Luca Ricolfi insegna Analisi dei dati all’Università di Torino. Editorialista della “Stampa”, ha pubblicato molti saggi (segnalo “La Repubblica delle Tasse” del 2011 e “Illusioni italiche” del 2010).
Nota – L’Organizzazione per la Cooperazione e lo Sviluppo Economico è formata da 34 paesi: i principali paesi dell’Unione Europea (tranne Lettonia, Lituania, Croazia, Bulgaria, Romania, Malta e Cipro), la Svizzera, la Norvegia, l’Islanda, il Canada, gli Stati Uniti, il Messico, il Cile, Israele, la Turchia, la Corea del Sud, il Giappone, la Nuova Zelanda e l’Australia. Questi paesi producono “quasi il 50 per cento del Pil mondiale, con meno del 18 per cento della popolazione” (p. 15).
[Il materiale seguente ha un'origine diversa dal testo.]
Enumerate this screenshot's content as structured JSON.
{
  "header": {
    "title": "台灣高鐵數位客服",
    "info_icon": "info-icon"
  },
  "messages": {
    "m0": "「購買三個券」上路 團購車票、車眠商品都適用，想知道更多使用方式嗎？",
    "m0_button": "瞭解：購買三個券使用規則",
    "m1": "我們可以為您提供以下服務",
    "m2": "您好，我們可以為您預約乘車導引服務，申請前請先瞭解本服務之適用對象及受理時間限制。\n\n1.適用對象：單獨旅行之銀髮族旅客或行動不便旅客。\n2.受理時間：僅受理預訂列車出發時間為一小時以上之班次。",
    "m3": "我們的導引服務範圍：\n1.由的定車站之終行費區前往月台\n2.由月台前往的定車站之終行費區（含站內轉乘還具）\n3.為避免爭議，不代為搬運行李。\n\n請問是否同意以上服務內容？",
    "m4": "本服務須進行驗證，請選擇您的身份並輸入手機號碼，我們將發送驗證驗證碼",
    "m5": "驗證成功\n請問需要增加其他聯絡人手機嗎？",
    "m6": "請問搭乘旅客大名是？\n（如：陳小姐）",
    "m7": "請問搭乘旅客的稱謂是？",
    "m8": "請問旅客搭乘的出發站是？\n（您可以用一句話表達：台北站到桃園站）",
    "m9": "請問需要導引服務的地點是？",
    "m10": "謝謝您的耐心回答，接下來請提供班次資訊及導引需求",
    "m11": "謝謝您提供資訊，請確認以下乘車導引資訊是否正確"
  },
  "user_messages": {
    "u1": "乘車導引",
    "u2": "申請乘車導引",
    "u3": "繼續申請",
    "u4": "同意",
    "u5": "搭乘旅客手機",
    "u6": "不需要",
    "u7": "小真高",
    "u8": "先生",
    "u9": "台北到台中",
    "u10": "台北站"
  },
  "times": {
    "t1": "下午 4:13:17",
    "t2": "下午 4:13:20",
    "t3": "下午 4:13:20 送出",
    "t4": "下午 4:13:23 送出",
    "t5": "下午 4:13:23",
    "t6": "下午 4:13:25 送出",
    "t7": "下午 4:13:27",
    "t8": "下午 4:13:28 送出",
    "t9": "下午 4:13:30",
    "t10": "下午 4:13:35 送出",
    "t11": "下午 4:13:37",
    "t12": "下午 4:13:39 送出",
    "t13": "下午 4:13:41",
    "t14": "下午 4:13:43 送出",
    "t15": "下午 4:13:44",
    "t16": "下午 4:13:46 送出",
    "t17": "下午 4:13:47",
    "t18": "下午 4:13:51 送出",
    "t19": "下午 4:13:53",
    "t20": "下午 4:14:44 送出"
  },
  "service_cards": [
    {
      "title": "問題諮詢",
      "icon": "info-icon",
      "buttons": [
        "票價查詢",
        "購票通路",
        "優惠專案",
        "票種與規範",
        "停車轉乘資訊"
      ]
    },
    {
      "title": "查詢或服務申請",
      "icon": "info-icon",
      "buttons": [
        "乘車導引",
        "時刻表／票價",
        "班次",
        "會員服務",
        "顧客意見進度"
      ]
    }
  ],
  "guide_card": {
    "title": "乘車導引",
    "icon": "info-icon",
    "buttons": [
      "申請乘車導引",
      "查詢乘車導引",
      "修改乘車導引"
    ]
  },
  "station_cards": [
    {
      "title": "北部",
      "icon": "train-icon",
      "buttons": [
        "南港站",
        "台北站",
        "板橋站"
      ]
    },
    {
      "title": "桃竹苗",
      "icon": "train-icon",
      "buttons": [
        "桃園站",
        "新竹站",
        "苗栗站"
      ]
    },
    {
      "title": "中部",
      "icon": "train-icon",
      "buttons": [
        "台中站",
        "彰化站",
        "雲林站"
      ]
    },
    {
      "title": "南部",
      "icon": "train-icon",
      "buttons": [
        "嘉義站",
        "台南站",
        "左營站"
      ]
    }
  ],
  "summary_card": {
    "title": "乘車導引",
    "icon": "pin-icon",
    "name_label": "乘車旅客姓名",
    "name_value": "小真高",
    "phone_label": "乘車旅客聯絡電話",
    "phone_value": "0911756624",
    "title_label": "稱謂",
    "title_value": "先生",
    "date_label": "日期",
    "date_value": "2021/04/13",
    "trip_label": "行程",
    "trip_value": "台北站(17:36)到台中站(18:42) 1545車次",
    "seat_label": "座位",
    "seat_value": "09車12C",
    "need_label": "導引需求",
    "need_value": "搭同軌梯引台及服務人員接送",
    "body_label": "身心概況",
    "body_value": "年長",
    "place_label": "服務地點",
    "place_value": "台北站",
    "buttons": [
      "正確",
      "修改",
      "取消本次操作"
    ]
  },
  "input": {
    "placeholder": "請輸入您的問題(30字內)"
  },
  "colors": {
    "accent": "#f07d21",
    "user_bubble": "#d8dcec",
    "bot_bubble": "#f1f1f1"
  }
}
Appendice – In genere il reddito medio per abitante aumenta quasi sempre in quasi tutti i paesi ed è maggiore di quanto ci si possa aspettare guardando all’andamento delle ore lavorate e dagli investimenti (la parte non prevista dipende da molti fattori e dal “residuo” di Solow, 1956). Il fattore principale è il progresso tecnologico, però esistono altri fattori che variano da paese a paese: i miglioramenti logistici, gli investimenti nella formazione, i miglioramenti manageriali, le politiche economiche azzeccate, la tutela dei diritti di proprietà, la scarsa tassazione delle imprese, la ricerca, ecc. Si possono identificare cinque fattori fondamentali: il primo fattore è la qualità del capitale umano, il secondo è la quantità degli investimenti diretti esteri, il terzo è la qualità delle istituzioni economiche (la giustizia civile chiara e veloce, la burocrazia semplice e rapida, l’apertura dei mercati). Il quarto fattore riguarda le imposte, in particolare “le tasse che frenano la crescita sono quelle che gravano direttamente sull’impresa e sui suoi utili”. Infatti “in Svezia e in Finlandia la pressione fiscale complessiva è molto alta, l’imposta sul valore aggiunto (IVA) è al 25 per cento, le tasse sul lavoro non sono certo leggere, ma le imposte che gravano direttamente sulle imprese sono fra le più basse d’Europa” (p. 48). Però è il quinto, l’alto reddito iniziale precedente il periodo esaminato, il vincolo più stringente per tutti i paesi (la ricchezza non stimola la produttività). Per crescere nel breve periodo l’Italia dovrebbe diminuire le tasse sulle imprese e sul lavoro.